Separately, the National Bureau of Investigation, a premier agency of the justice department, also recommended the filing of murder charges against the CIDG-6 policemen.
Both the NBI and the Senate committee on public order and dangerous drugs, chaired by Sen. Ping Lacson, had established the element of premeditation in the killing of Espinosa and his fellow detainee Raul Yap.
The Senate validated documents showing that the police raiders had requested in advance for a forensic team to go to the jail, as if expecting Espinosa to be gunned down.
After the initial howls of protest in the similarly “Duterte-inspired” Senate, however, the noise over the downgrading of the murder charges to a less serious crime is expected to die down.
During the Senate hearing on extrajudicial killings related to the drug war, we remember Lacson remarking at the overconfidence exuded by Marcos and his fellow CIDG-6 officers when they testified on the Espinosa-Yap slaying.
Having been chief of the Philippine National Police, the senator is familiar with the practice within the PNP and the psychology of policemen. He can read their body language.
• Cops promised acquittal or pardon
THE SUPPORT promised by President Duterte to policemen facing charges includes not only their release on bail, but also their acquittal, or pardon if convicted, and even promotion if warranted.
It would be interesting to trace the events, and Mr. Duterte’s statements, showing if Aguirre changed course upon his boss’ instruction, or if, Maute-style, he was merely “inspired” by the President’s pledge to protect policemen carrying out his battle orders.
It was Aguirre’s own justice department that filed the murder charges, yet the secretary agreed later to the downgrading of murder to homicide – although the facts surrounding the double killing have not changed.
Was he “inspired” by the protective policy of the President over policemen carrying the brunt of his drug campaign? The Commandeer-in-Chief’s reassurance to the cops must still be ringing in the secretary’s ears.

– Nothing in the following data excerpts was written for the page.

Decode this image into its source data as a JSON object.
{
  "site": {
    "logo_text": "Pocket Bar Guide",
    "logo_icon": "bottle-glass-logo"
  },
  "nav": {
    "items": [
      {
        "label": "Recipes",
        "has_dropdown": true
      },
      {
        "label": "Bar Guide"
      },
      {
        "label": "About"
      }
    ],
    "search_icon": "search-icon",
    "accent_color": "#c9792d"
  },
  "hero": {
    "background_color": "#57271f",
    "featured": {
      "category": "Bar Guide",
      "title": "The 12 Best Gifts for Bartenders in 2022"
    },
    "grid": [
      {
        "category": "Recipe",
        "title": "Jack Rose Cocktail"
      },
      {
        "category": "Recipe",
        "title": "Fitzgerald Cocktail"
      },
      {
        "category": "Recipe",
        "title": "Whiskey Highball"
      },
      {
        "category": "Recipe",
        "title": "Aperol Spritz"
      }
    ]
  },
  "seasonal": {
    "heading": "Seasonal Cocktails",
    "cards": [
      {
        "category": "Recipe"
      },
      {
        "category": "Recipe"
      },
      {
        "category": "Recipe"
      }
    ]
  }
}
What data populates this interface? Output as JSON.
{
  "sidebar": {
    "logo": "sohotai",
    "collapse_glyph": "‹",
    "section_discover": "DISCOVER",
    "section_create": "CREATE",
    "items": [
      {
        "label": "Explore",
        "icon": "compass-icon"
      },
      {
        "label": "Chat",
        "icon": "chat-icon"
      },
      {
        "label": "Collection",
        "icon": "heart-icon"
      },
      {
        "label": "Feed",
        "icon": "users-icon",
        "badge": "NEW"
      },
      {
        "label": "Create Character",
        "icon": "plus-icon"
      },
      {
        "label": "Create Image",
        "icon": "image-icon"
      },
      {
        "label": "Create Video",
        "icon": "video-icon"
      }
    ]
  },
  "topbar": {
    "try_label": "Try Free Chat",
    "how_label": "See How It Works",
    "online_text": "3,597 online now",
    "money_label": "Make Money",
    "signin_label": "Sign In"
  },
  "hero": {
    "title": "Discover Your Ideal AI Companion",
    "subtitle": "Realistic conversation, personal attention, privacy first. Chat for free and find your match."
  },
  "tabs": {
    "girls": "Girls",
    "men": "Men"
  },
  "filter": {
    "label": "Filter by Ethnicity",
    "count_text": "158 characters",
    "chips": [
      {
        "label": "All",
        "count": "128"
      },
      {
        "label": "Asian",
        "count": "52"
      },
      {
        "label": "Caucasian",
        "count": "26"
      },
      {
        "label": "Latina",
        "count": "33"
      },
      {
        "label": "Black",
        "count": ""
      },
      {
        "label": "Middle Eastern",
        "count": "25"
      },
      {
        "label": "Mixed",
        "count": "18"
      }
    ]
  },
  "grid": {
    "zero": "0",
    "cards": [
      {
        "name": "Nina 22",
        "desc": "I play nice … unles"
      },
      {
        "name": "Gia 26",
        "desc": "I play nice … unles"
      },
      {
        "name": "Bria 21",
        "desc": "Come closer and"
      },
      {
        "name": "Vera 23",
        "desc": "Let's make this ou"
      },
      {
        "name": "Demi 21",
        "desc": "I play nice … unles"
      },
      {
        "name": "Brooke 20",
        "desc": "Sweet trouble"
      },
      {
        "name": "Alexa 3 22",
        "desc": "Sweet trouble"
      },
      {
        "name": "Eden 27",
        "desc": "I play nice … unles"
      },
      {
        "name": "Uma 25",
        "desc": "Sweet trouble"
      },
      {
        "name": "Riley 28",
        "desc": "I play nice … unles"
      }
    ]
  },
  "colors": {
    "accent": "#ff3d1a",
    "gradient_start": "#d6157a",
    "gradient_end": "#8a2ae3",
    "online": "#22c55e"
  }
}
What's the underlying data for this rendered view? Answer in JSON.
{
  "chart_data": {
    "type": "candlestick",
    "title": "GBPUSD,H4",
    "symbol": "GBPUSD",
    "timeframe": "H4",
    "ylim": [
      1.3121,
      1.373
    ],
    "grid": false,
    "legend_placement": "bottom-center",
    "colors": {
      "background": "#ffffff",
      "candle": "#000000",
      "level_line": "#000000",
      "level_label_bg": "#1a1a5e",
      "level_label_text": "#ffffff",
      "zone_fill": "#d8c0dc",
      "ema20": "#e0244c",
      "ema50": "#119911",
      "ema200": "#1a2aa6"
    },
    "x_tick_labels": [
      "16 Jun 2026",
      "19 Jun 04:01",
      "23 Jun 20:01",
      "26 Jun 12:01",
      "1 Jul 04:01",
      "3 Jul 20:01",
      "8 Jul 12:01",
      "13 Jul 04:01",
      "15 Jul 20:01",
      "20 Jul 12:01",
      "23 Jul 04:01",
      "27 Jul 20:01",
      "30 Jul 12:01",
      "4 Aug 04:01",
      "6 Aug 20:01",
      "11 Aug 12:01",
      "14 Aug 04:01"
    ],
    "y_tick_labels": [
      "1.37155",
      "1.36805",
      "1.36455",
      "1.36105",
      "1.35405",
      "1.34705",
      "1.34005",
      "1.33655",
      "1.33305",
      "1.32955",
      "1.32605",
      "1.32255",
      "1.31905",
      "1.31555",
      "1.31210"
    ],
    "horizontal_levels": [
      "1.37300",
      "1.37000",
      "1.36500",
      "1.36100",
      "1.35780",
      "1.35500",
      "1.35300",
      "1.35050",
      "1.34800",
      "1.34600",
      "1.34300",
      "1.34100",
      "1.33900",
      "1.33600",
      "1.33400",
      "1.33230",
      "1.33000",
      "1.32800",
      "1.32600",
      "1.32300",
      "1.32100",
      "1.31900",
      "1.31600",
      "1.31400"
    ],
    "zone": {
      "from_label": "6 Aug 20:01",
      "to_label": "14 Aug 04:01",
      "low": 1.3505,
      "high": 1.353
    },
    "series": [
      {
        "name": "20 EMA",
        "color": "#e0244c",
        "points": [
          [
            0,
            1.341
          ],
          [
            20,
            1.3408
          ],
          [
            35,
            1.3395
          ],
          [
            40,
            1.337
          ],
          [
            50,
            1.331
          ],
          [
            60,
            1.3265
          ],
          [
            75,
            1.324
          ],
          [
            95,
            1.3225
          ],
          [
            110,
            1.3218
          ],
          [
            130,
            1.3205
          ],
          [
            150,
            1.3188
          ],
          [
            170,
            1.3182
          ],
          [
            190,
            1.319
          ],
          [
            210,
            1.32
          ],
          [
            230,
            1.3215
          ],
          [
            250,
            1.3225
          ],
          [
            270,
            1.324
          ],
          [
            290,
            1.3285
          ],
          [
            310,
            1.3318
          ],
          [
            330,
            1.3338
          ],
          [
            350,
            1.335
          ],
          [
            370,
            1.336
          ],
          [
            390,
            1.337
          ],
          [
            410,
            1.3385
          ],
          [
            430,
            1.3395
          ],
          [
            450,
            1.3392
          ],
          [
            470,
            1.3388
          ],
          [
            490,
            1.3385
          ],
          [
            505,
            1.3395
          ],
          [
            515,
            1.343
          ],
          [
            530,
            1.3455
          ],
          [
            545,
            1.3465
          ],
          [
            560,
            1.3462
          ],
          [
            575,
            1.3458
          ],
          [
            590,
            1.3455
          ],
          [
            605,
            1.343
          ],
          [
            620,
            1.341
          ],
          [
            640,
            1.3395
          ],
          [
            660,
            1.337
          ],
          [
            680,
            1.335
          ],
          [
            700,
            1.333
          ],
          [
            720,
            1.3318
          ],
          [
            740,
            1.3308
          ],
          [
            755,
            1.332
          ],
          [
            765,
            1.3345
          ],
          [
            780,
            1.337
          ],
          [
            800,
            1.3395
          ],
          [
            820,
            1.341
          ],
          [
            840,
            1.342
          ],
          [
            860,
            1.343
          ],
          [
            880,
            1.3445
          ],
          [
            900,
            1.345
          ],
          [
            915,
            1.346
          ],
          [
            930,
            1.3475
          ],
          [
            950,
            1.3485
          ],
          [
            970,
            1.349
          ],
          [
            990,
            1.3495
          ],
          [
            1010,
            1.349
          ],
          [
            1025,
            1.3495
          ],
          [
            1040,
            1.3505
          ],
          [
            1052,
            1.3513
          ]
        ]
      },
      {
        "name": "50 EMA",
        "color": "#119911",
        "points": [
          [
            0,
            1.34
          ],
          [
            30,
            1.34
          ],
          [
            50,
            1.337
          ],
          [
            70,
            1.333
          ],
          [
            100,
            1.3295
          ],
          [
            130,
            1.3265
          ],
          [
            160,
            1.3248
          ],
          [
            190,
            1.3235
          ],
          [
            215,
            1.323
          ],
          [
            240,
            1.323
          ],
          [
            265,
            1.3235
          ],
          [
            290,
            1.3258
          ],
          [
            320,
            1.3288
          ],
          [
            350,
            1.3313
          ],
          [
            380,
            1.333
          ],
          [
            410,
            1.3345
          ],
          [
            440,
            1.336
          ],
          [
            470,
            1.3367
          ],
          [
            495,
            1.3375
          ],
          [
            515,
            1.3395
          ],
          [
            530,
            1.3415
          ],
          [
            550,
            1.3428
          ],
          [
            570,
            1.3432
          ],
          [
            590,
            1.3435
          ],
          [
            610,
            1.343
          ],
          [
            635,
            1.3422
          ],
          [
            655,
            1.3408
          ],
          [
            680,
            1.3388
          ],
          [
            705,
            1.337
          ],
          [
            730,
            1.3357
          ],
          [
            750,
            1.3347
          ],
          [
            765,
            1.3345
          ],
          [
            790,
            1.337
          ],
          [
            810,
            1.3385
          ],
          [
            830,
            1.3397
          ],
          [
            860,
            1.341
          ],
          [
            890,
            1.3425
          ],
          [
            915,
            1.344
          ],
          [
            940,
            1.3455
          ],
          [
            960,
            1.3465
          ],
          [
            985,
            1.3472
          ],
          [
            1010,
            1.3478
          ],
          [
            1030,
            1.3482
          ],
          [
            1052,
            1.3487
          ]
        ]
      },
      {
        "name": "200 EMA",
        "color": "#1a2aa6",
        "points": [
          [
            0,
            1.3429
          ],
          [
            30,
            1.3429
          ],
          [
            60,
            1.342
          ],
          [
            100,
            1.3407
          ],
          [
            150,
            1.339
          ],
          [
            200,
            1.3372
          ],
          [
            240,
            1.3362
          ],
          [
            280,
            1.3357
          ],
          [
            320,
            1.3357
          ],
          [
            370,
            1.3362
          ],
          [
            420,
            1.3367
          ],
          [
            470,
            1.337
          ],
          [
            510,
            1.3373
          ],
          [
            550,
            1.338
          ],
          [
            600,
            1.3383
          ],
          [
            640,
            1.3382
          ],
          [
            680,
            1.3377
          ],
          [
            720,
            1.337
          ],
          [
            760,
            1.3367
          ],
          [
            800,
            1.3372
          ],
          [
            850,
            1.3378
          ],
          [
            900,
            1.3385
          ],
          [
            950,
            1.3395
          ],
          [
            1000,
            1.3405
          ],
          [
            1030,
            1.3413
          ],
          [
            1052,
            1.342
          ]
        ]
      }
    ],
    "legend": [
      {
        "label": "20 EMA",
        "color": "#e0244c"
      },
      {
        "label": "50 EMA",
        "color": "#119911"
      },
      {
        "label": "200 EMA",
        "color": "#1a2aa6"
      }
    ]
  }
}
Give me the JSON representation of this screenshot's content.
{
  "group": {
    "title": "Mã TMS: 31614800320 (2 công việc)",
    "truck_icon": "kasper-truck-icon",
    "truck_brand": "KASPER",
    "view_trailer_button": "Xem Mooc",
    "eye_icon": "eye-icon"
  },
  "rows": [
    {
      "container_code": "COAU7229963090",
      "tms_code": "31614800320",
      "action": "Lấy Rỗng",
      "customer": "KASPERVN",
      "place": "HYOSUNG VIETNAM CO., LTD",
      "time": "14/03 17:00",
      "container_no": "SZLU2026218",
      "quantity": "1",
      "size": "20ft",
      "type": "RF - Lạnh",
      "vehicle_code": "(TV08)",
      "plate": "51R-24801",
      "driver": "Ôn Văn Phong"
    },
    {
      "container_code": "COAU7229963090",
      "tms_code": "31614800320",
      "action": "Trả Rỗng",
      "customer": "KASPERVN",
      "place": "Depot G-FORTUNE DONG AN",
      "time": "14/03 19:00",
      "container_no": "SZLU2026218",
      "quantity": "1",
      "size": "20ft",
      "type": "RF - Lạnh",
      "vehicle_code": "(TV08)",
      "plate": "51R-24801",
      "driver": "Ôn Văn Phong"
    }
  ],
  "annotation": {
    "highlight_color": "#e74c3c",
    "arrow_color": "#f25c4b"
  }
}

In a speech at the “Digong’s Day for Women” in Malacañang on March 31, Mr. Duterte said:
“(I)tong pulis ngayon nasabit hindi ko rin pwedeng iwanan, hindi ko talaga pwedeng iwanan. Kasi baka nga talaga sinunod ‘yung utos ko. (These cops in jail, I cannot abandon them. They just followed my order.)
“But I tell the police now — basta sinunod lang ninyo o ‘yung pinatay nitong mga putang inang ito (–if you just followed my order and killed this son of a bitch). Why do you grieve for a son of a bitch? He destroyed half of the Visayas.
“Ma-convict? Ay walang problema. (If they get convicted, there’s no problem). Pardon, o, ibigay mo sa judge. Ipabasa mo sa judge. O pardon pala kayo lahat (I will give the order of pardon to the judge and he will read it, ‘you have just been pardoned’). O, restored to full and political, civil rights. And reinstated order with the promotion one rank higher.”
He pointed out that “the President can pardon, either conditional or absolute, a convicted criminal, or grant amnesty with the concurrence of Congress under the Constitution.”
Earlier in Socorro, Mindoro, the President also made the same promise to pardon the policemen in case they are convicted. He had said the same things elsewhere.
Mr. Duterte, who used to be a provincial fiscal (prosecutor), said he would believe the police version of events even after the justice department had filed murder charges against the CIDG-6 policemen.